American minister and labor organizer (1910–1996)

Rev. Ward Hotchkiss Rodgers (October 7, 1910 – June 26, 1996) was a Methodist minister and labor activist in the United States. He came to the attention of the public in 1935 when he was arrested in Marked Tree, Arkansas and charged with inciting a riot.

== Biography ==

Ward Rodgers was born in Kountze, Texas on October 7, 1910. He is elsewhere described as a native of Alva, Oklahoma. He had already worked a Methodist minister before he went to study for a divinity degree from Vanderbilt between 1929 and 1932. He ended up in Arkansas where he was affiliated with other radical preachers, one of whom got him a job as an adult school teacher for the Federal Emergency Relief Administration. He also started working as an organizer for the Southern Tenant Farmers' Union, a group opposed to the sharecropping labor system in the Southern United States, and "quickly became one of the most electric speakers and active organizers the STFU would ever have".
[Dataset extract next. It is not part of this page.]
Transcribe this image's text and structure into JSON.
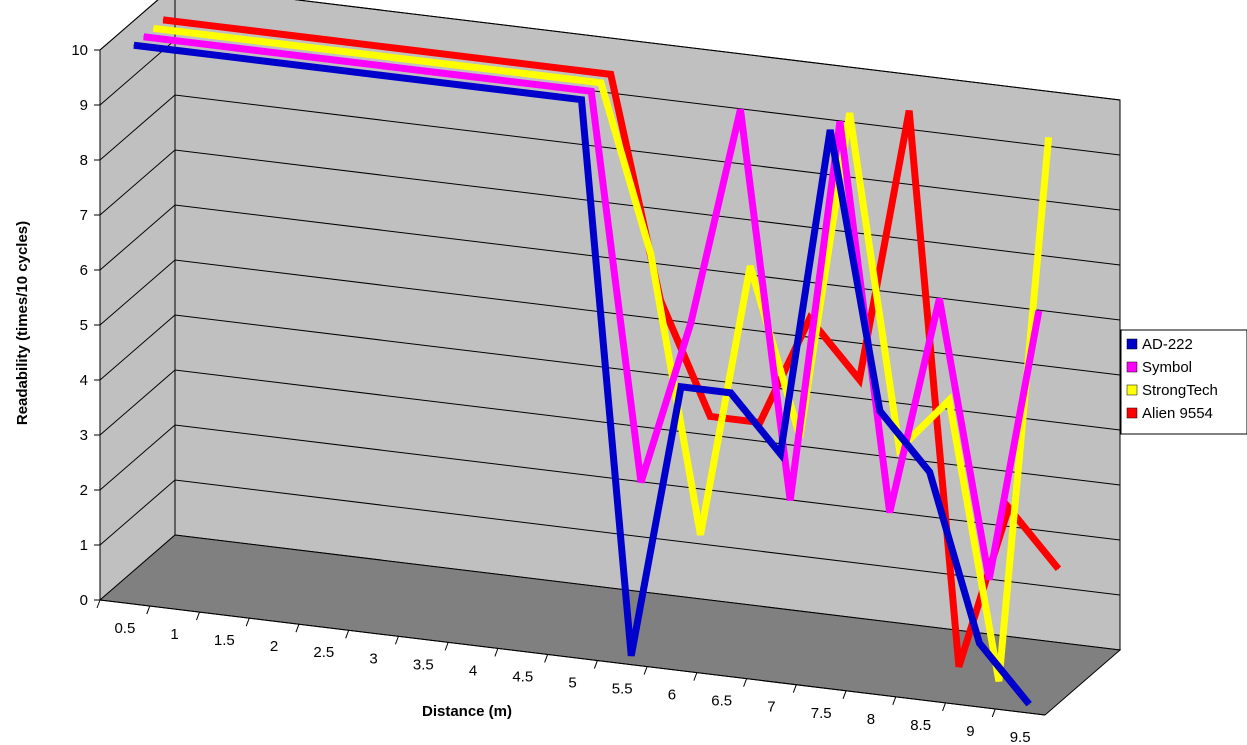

In March 1935, as Time magazine explained, "All the elements of a rip-snorting class-conflict were present in the little town of Marked Tree in January when a youngster of 24 named Ward H. Rodgers, on the executive committee of the STFU, addressed an outdoor gathering of hungry, disgruntled and dispossessed tenant farmers. Ward Rodgers, a Socialistic Texan with theological degrees from Vanderbilt and Boston Universities, was already in bad odor with the landlord class because he had been calling Negroes 'mister.' And as an instructor in FERA's adult education service, he had been mixing Karl Marx with the ABC's. He was quoted as saying he was willing, if share croppers were not fed, to 'lynch every plantation owner in Poinsett County.' Clapped into jail, he was speedily brought to trial, convicted of 'anarchy.' He has taken an appeal." The jury convicted him of misdemeanor anarchy, but the "jury was packed with planters—seven of whom had been plantation owners—who were prejudiced against Rodgers. It is likely that the jury would have convicted him regardless of what the evidence against him was." The Ward H. Rodgers Defense Committee was organized to assist him. In March 1936, charges of inciting a riot in Arkansas were dismissed. In April 1936, he was described as a state organizer of the California state Socialist Party and was lecturing in San Diego, California on the "plight of the Southern sharecropper". In May 1936, he sued a member of the LAPD Red Squad for striking him "without provocation" while he was riding in a car with five Mexican strikers during the Venice celery strike.

Rodgers settled in the South Bay region of Los Angeles around 1955 and was a member of a machinists' union. Rodgers was interviewed in 1992 for a documentary about the Great Depression in the United States. He died in Los Angeles, California in 1996.